Прощание с ангелами - [101]

Шрифт
Интервал

Ирес повернула голову, взглянула на Берри и знаками попросила не таращиться на нее. Она и перед началом уроков просила оставить ее в покое. А сама была рада, что Берри здесь и сидит от нее всего через две парты: с ним она себя не чувствовала такой одинокой, хотя держалась вызывающе и колюче.

Отец ее бил, только когда шел дождь. Он отсиживался с приятелями в конторке на строительстве и пьянствовал. Она не выносила дождь. Если по утрам она видела серое облачное небо, ее охватывало беспокойство и страх. И однако во время летних каникул ей довелось испытать такое… она никому об этом не рассказывала — все равно никто бы не понял, почему она говорит о подобной ерунде. Рано утром она проснулась в палатке на берегу Балтийского моря. Шел дождь, капли барабанили по брезенту размеренно и монотонно… Она еще не успела открыть глаза, как ею овладело какое-то новое, непривычное чувство, в нем смешались грусть, и желание, и надежда, и счастье. Пока остальные девочки спали, она вылезла из палатки под дождь, а дождь поливал ее волосы, тренировочный костюм, кеды. Она впитывала дождь лицом, главами, всем телом, она смеясь бегала по берегу и собирала дождь в ладони.
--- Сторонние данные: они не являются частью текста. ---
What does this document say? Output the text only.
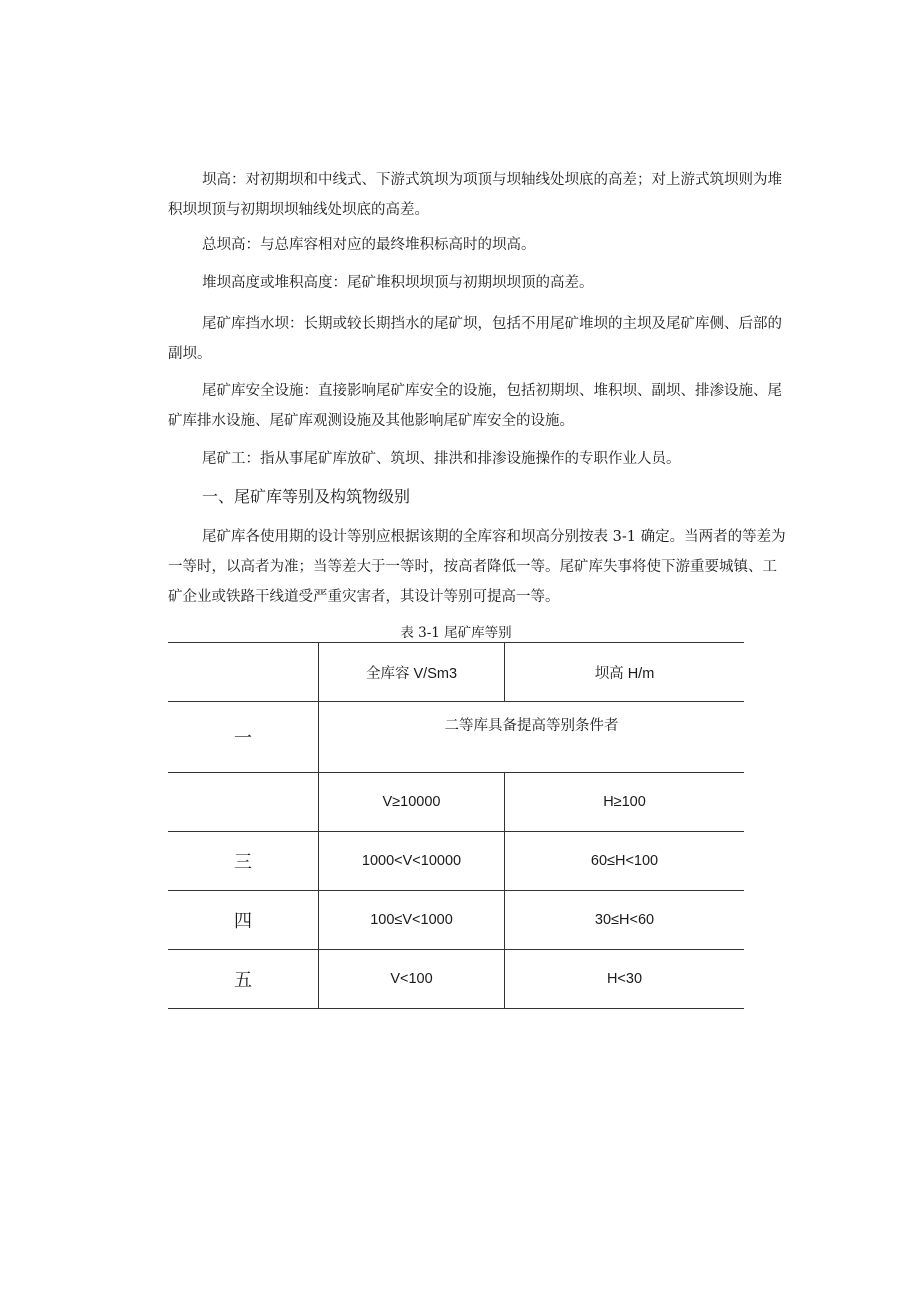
坝高：对初期坝和中线式、下游式筑坝为项顶与坝轴线处坝底的高差；对上游式筑坝则为堆
积坝坝顶与初期坝坝轴线处坝底的高差。

总坝高：与总库容相对应的最终堆积标高时的坝高。

堆坝高度或堆积高度：尾矿堆积坝坝顶与初期坝坝顶的高差。

尾矿库挡水坝：长期或较长期挡水的尾矿坝，包括不用尾矿堆坝的主坝及尾矿库侧、后部的
副坝。

尾矿库安全设施：直接影响尾矿库安全的设施，包括初期坝、堆积坝、副坝、排渗设施、尾
矿库排水设施、尾矿库观测设施及其他影响尾矿库安全的设施。

尾矿工：指从事尾矿库放矿、筑坝、排洪和排渗设施操作的专职作业人员。

一、尾矿库等别及构筑物级别

尾矿库各使用期的设计等别应根据该期的全库容和坝高分别按表 3-1 确定。当两者的等差为
一等时，以高者为准；当等差大于一等时，按高者降低一等。尾矿库失事将使下游重要城镇、工
矿企业或铁路干线道受严重灾害者，其设计等别可提高一等。

表 3-1 尾矿库等别
	全库容 V/Sm3	坝高 H/m
一	二等库具备提高等别条件者	
	V≥10000	H≥100
三	1000<V<10000	60≤H<100
四	100≤V<1000	30≤H<60
五	V<100	H<30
Вчера отец вернулся домой поздно. Мать ушла в ночную смену.

«Собачья погода! Пиво есть?»

Она нарочно не купила пива. Она знала, что, стоит ему начать, он уже не сможет остановиться. У нее не было другого оружия, только выражение лица да выдержка. Она уже заметила, что своим непротивлением выводит отца из себя, может, он и бить ее перестал бы, замахнись она хоть раз в ответ, но она даже бежать не пыталась и нарочно подставляла ему лицо. Так они мерились силой, и она неизменно выходила победительницей, даже когда отец избивал ее, потому что на другой день он являлся домой без задержки и приносил ей какой-нибудь подарок — чулки или там шарфик, а она отказывалась, но вечером все равно находила сверток у себя на подушке и тут меняла гнев на милость, потому что чулки были без шва, а шарфик — угольно-черного цвета.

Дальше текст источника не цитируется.